Voice keyboard is a demo application showcasing Deepgram's new turn-taking speech-to-text API: Flux.
A voice-controlled Linux virtual keyboard that converts speech to text and types it into any application.
As a result of directly targeting Linux as a driver, this works with all Linux applications.
- Voice-to-Text: Real-time speech recognition using Deepgram's Flux API service (turn-taking STT)

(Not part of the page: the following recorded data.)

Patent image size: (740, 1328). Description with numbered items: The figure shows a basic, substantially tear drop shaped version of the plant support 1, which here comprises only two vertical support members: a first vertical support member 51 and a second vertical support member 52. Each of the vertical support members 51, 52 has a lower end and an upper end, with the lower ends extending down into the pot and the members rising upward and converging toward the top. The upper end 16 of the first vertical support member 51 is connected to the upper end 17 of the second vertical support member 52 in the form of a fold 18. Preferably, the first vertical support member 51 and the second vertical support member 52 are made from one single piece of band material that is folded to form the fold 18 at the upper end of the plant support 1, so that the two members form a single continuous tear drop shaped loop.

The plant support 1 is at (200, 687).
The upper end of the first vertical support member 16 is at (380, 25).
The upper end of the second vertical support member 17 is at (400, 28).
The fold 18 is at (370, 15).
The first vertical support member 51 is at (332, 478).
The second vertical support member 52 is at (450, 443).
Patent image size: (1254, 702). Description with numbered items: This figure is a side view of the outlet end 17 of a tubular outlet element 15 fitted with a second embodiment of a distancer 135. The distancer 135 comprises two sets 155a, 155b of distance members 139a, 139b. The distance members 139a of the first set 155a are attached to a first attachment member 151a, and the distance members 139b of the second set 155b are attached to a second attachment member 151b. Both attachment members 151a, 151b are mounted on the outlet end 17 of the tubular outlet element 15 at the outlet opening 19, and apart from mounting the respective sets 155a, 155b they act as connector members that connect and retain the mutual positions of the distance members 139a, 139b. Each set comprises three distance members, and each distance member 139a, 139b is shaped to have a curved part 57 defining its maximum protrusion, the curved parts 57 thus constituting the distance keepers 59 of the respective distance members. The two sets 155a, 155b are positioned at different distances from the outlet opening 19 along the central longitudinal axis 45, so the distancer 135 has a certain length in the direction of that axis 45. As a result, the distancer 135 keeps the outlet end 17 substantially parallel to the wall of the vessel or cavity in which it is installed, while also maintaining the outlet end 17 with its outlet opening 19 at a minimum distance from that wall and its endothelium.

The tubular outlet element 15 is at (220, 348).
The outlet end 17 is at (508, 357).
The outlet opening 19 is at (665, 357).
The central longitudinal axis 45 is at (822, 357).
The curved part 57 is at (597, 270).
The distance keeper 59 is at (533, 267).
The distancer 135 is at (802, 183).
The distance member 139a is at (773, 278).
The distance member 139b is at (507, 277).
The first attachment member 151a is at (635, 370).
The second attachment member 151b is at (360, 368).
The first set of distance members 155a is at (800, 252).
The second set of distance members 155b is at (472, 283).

- Virtual Keyboard: Creates a virtual input device that works with all applications
- Incremental Typing: Smart transcript updates with minimal backspacing for real-time corrections
The application solves a common Linux privilege problem:
- Virtual keyboard creation requires root access to
/dev/uinput
- Audio input requires user-space access to PipeWire/PulseAudio
Solution: The application starts with root privileges, creates the virtual keyboard, then drops privileges to access the user's audio session.
# Install Rust
curl --proto '=https' --tlsv1.2 -sSf https://rustup.rs | sh
# Install required system packages (Fedora/RHEL)
sudo dnf install alsa-lib-devel
# Install required system packages (Ubuntu/Debian)
sudo apt install libasound2-dev
git clone <repository-url>
cd voice-keyboard
cargo build
You’ll need a Deepgram API key to authenticate with Flux.
- Create or manage keys in the Deepgram console: Create additional API keys
- Export the key so the app can pick it up (recommended):
export DEEPGRAM_API_KEY="dg_your_api_key_here"
- The client sends the header
Authorization: Token <DEEPGRAM_API_KEY>
. - For CI or systemd services, set
DEEPGRAM_API_KEY
in the environment for the service user. - Security tip: treat API keys like passwords. Prefer env vars over committing keys to files.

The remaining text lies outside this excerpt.